Гризельдис встала и взяла свою корзину. Вино оставила, а еще каравай хлеба. Эта женщина была ей непонятна. «И зачем ей всё знать? Чего она добивается? На эти знания можно что-то купить? Я смогу на них одеваться и кормить своих детей? А если она сама понимает, что это проделки дьявола, то почему до сих пор ходит на лекции?» Она в сомнении покачала головой, поцеловала Софи в лоб и вышла из комнаты. Дверь медленно закрылась.
Софи слышала ее удаляющиеся шаги. Она осталась одна в темноте.
— Скажи мне, что тебя гнетет? Ну, скажи.
В воде отражалось осеннее солнце. Лаурьен решил не ходить на лекцию. Уже несколько дней его желудок сжимался, как кузнечные мехи, есть он не мог и существовал только на воде и пиве. И вот сегодня купил на рынке большой кусок сыра. Эта покупка, безусловно, пробила брешь в его скромном бюджете, хотя проку от нее было мало: восстановить силы она ему не помогла.
Они сидели на низкой изгороди и смотрели на лодки, везущие свой груз. Пахло сельдью и перцем — странная смесь. На другом берегу виднелись крыши Дейтца, стоящие меж лугов по-осеннему раскрашенные деревья преломлялись, отражаясь в воде.
— Скажи, — попросила Софи.
— Не могу, Иосиф.
— Почему? Почему ты ничего не ешь, почему пропускаешь лекции?
Лаурьен вдруг схватил ее за руки:
— Потому что не могу.

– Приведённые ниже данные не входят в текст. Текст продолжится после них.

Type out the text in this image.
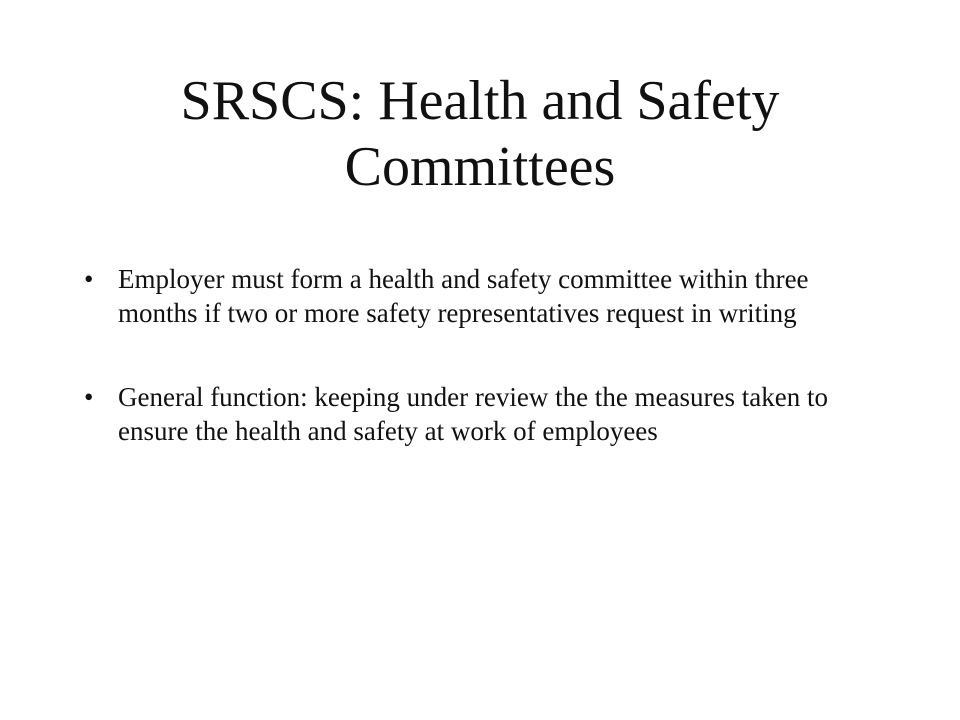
SRSCS: Health and Safety Committees
• Employer must form a health and safety committee within three months if two or more safety representatives request in writing
• General function: keeping under review the the measures taken to ensure the health and safety at work of employees
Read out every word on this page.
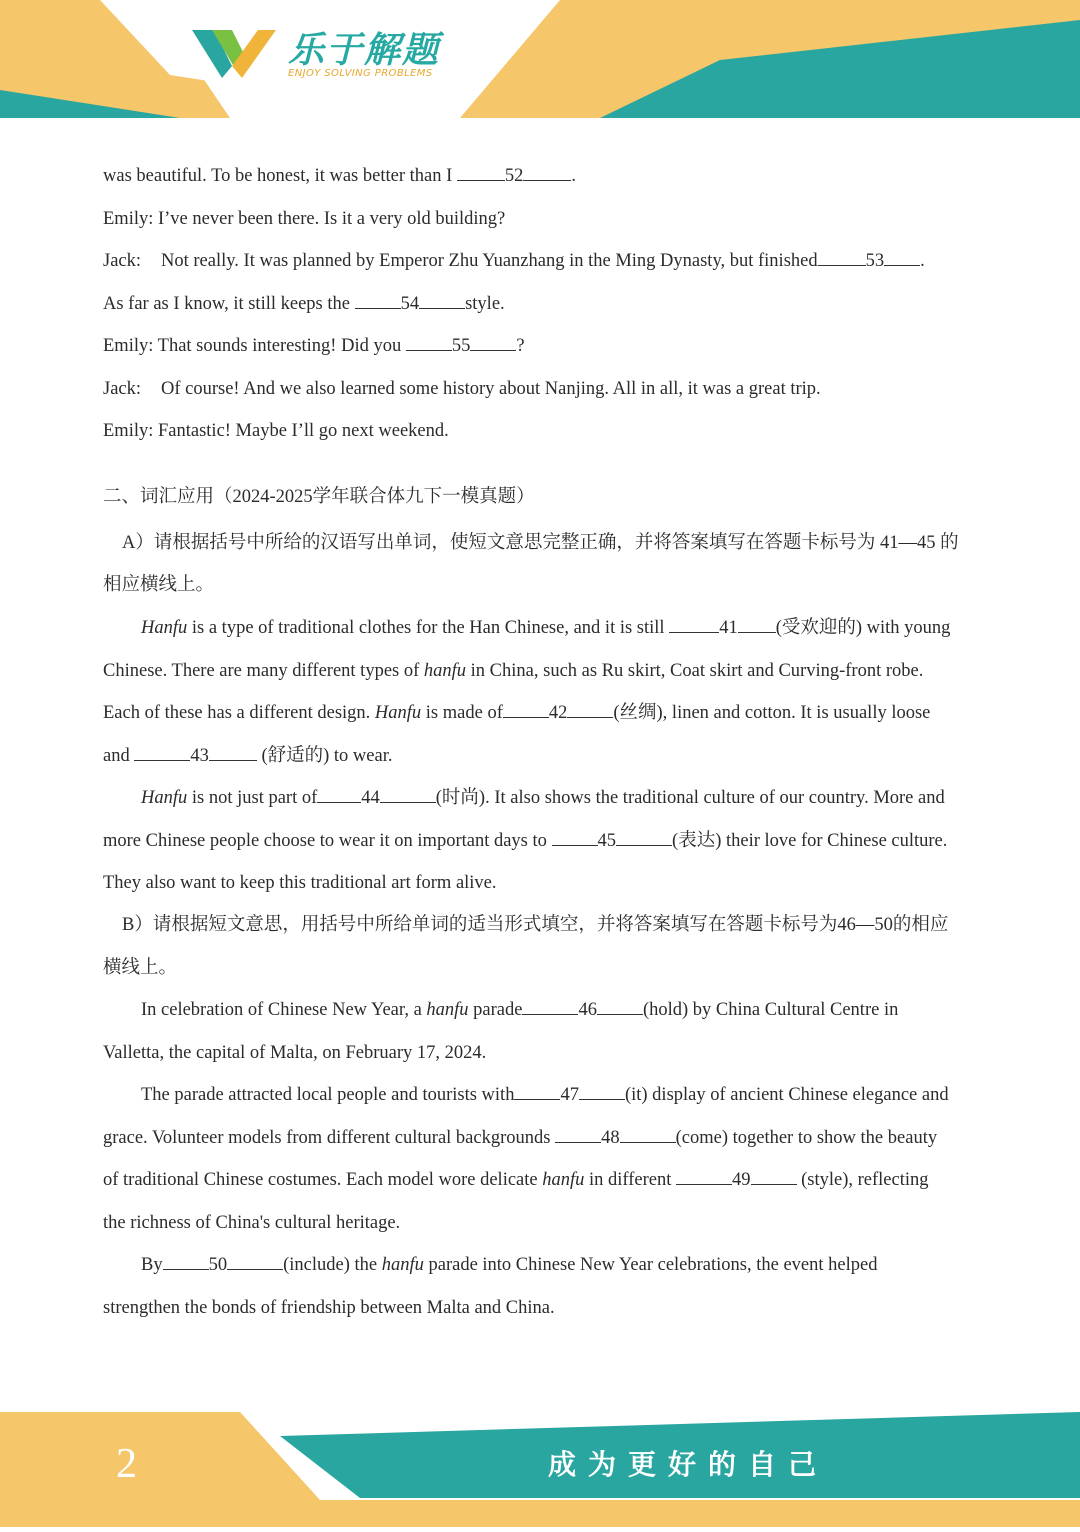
乐于解题
ENJOY SOLVING PROBLEMS
was beautiful. To be honest, it was better than I	52	.
Emily: I’ve never been there. Is it a very old building?
Jack: Not really. It was planned by Emperor Zhu Yuanzhang in the Ming Dynasty, but finished	53 .
As far as I know, it still keeps the 54 style.
Emily: That sounds interesting! Did you 55 ?
Jack: Of course! And we also learned some history about Nanjing. All in all, it was a great trip.
Emily: Fantastic! Maybe I’ll go next weekend.
二、词汇应用（2024-2025学年联合体九下一模真题）
A）请根据括号中所给的汉语写出单词，使短文意思完整正确，并将答案填写在答题卡标号为 41—45 的
相应横线上。
Hanfu is a type of traditional clothes for the Han Chinese, and it is still	41 (受欢迎的) with young
Chinese. There are many different types of hanfu in China, such as Ru skirt, Coat skirt and Curving-front robe.
Each of these has a different design. Hanfu is made of 42 (丝绸), linen and cotton. It is usually loose
and	43	(舒适的) to wear.
Hanfu is not just part of 44	(时尚). It also shows the traditional culture of our country. More and
more Chinese people choose to wear it on important days to 45	(表达) their love for Chinese culture.
They also want to keep this traditional art form alive.
B）请根据短文意思，用括号中所给单词的适当形式填空，并将答案填写在答题卡标号为46—50的相应
横线上。
In celebration of Chinese New Year, a hanfu parade	46 (hold) by China Cultural Centre in
Valletta, the capital of Malta, on February 17, 2024.
The parade attracted local people and tourists with 47 (it) display of ancient Chinese elegance and
grace. Volunteer models from different cultural backgrounds 48	(come) together to show the beauty
of traditional Chinese costumes. Each model wore delicate hanfu in different	49 (style), reflecting
the richness of China's cultural heritage.
By 50	(include) the hanfu parade into Chinese New Year celebrations, the event helped
strengthen the bonds of friendship between Malta and China.
2	成为更好的自己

Мне кажется, я знаю, куда пошел Домициан, я даже рассказал об этом Ломбарди, но тот ничего не предпринимает. Он просто-напросто бездействует. Еще вчера Штайнер говорил, что стражники перерыли весь город в поисках Домициана, они были якобы даже на Шмирштрасе и у старого рва, где ошивается самый гнусный сброд. А ведь он ходил совсем не в город.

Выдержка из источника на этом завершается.